This spring, undergraduate coder and incoming Facebook intern Aran Khanna published a problem with Facebook Messenger, the most popular app on the entire iTunes Store: it was transmitting your location to everyone and you probably had no idea. Instead of rewarding his vigilance, Facebook fired him.
It’s important to make a few things clear: at no point did Khanna “hack” Facebook, or publish any new exploitative code that would allow someone malicious the company’s software. Rather, he explained how a deliberate feature of Facebook’s widely used IM app had some uncomfortable consequences for privacy, and he devised an app of his own that illustrated the problem:
But in a new paper for Harvard’s Journal of Technology Science, Khanna explains how Facebook—whose motto was up until recently “move fast and break things” and literally fucking resides at an address of its own making called “1 Hacker Way”—treated him like a criminal:
On the afternoon of the 29th, three days after my initial posts, Facebook phoned me to inform me that it was rescinding the offer of a summer internship, citing as a reason that the extension violated the Facebook user agreement by “scraping” the site. The head of global human resources and recruiting followed up with an email message stating that my blog post did not reflect the “high ethical standards” around user privacy expected of interns. According to the email, the privacy issue was not with Facebook Messenger, but rather with my blog post and code describing how Facebook collected and shared users’ geo-location data.

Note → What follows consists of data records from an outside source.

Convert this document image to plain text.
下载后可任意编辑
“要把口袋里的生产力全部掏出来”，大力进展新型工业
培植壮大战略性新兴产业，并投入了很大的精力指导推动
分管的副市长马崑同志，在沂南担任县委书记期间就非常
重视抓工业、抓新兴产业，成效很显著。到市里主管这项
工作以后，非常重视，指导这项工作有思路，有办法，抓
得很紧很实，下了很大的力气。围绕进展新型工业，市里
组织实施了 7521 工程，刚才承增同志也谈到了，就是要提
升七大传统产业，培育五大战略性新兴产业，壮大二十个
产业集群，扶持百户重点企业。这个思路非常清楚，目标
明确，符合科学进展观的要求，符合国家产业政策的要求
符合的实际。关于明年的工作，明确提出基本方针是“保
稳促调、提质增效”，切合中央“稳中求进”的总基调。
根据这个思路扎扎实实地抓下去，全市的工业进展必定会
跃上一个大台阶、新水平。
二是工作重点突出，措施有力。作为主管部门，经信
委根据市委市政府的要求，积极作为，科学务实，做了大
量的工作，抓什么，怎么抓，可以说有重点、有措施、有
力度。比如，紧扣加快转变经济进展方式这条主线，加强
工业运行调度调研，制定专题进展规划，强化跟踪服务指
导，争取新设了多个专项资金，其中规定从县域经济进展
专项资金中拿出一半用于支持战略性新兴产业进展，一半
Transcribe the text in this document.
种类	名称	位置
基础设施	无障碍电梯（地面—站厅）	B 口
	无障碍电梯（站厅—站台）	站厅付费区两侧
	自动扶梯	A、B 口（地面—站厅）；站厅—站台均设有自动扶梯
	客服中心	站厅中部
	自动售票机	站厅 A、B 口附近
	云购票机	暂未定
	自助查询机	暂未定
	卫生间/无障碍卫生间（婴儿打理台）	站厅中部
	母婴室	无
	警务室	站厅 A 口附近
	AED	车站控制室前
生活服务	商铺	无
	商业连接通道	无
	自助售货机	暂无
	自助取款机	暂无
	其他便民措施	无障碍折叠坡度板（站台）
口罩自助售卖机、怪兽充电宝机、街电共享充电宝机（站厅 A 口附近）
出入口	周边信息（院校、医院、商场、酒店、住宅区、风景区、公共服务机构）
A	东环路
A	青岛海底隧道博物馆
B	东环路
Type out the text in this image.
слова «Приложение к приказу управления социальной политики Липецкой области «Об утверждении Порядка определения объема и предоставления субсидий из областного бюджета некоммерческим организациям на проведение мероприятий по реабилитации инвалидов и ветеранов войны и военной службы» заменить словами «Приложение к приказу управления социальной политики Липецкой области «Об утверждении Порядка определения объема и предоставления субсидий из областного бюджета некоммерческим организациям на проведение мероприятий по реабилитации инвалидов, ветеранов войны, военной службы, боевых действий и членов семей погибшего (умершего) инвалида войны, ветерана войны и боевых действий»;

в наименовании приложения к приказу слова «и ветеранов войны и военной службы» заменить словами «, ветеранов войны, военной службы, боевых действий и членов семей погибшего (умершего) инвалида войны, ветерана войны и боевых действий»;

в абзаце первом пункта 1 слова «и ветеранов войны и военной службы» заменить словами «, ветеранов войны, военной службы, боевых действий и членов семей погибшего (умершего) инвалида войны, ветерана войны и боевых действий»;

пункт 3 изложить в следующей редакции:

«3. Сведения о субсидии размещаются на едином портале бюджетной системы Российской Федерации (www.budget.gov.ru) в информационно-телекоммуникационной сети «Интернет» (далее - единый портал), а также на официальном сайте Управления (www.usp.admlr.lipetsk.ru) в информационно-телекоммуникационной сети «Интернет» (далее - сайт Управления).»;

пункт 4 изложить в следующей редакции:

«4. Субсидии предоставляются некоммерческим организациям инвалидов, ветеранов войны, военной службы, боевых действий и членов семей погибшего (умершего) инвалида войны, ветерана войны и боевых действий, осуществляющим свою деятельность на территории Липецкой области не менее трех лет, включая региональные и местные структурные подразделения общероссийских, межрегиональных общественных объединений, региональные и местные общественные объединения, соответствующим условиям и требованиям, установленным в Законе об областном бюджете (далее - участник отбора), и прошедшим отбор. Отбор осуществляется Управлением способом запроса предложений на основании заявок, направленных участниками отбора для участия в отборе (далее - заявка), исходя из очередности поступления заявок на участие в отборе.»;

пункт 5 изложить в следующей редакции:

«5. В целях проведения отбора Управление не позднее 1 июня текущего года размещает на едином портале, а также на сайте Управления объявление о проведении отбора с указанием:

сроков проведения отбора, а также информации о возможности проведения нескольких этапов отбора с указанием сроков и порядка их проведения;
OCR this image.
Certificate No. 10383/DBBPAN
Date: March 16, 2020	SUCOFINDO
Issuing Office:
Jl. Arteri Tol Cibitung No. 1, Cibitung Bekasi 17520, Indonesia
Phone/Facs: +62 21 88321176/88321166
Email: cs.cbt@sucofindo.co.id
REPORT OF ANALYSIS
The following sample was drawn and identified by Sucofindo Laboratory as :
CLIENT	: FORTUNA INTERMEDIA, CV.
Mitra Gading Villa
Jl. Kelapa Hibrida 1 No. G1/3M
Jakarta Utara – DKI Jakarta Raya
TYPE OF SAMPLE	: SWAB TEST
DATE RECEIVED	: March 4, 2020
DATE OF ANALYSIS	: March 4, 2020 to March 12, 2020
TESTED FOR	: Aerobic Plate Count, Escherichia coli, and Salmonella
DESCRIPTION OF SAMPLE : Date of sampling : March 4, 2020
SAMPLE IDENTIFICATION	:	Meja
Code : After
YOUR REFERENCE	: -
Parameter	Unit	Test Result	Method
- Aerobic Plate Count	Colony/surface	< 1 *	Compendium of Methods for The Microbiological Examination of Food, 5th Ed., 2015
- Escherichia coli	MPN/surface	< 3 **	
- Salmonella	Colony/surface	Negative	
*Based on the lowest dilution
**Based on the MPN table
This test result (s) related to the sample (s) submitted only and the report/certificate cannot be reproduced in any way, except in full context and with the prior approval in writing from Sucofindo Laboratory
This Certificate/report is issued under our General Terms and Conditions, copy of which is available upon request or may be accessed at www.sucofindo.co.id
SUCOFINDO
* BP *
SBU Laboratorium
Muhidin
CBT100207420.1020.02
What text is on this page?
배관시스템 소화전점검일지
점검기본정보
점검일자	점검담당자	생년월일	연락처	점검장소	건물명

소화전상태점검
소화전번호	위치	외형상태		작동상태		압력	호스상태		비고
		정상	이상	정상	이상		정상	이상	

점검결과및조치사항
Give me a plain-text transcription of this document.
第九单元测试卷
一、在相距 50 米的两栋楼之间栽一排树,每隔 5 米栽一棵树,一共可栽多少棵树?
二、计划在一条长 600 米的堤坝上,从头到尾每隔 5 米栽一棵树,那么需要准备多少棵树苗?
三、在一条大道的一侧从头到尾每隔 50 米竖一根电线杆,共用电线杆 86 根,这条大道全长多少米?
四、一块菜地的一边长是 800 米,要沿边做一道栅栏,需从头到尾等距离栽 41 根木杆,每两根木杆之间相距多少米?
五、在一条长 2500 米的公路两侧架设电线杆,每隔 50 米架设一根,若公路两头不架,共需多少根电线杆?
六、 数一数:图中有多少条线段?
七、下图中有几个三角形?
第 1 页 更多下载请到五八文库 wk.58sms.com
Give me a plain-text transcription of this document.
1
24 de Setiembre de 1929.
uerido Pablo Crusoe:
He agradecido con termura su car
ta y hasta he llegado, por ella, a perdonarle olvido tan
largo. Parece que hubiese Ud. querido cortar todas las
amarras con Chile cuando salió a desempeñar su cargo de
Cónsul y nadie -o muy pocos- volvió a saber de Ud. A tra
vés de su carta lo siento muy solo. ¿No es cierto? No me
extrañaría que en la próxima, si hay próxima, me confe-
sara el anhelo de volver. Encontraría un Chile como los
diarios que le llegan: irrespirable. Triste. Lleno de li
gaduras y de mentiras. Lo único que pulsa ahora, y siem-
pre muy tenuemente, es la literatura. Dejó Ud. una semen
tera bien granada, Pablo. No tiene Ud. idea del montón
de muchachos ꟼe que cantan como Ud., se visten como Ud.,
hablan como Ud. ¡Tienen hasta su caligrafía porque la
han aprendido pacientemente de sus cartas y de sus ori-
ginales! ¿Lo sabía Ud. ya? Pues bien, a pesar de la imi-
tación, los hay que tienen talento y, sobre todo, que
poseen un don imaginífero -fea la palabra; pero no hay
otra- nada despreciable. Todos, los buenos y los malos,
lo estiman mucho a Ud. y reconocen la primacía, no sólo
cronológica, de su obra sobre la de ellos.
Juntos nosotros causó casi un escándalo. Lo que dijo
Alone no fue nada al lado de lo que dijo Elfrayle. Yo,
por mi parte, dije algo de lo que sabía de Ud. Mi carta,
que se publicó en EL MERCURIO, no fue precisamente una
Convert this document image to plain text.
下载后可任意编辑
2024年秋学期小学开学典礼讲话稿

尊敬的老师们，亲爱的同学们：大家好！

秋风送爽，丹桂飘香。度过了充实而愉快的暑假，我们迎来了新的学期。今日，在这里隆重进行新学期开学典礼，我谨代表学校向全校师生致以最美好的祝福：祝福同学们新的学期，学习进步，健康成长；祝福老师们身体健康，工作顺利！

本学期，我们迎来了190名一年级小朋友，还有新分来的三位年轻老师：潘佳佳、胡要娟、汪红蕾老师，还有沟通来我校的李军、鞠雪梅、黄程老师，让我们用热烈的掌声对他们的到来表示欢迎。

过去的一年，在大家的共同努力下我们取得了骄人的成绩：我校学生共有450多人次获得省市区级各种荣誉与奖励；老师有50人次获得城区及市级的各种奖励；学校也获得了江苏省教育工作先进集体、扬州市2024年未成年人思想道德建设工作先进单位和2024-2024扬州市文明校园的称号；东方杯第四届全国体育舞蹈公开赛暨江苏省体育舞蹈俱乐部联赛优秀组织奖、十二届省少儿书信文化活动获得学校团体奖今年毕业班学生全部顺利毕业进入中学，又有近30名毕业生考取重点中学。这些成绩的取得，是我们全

That response is bullshit. Not only is the airing of software security vulnerabilities an honored (and rewarded!) practice at technology firms, Facebook has above all its peers spread the myth of the virtuous hacker, the company that made “hackathon” standard jargon for MBAs. Before the company went public, Mark Zuckerberg wrote a ponderous letter to investors titled “The Way of the Hacker”:
“Hacker culture is … extremely open and meritocratic. Hackers believe that the best idea and implementation should always win.”
Unless the best idea embarrasses Facebook, that is. Khanna told me over the phone that it was exactly this “hacker culture” that drew him in to the internship to begin with. But after exemplifying that culture by calling out his employer for loose privacy practices—as if he were the first!—Facebook told him he “clearly didn’t care about user privacy,” and the offer was rescinded. The irony of Facebook canning a young Harvard student for breaking the rules with his computer is off the fucking charts.
But it’s also scary that Facebook would rather preserve its image than admit wrongdoing and, say, give Aran Khanna a full-time job offer for showing initiative and an obvious interest in user privacy. Lucky for Aran, he’s clearly smart as shit, and I’m sure another, less craven tech firm will make use of him soon. His resume is on his website.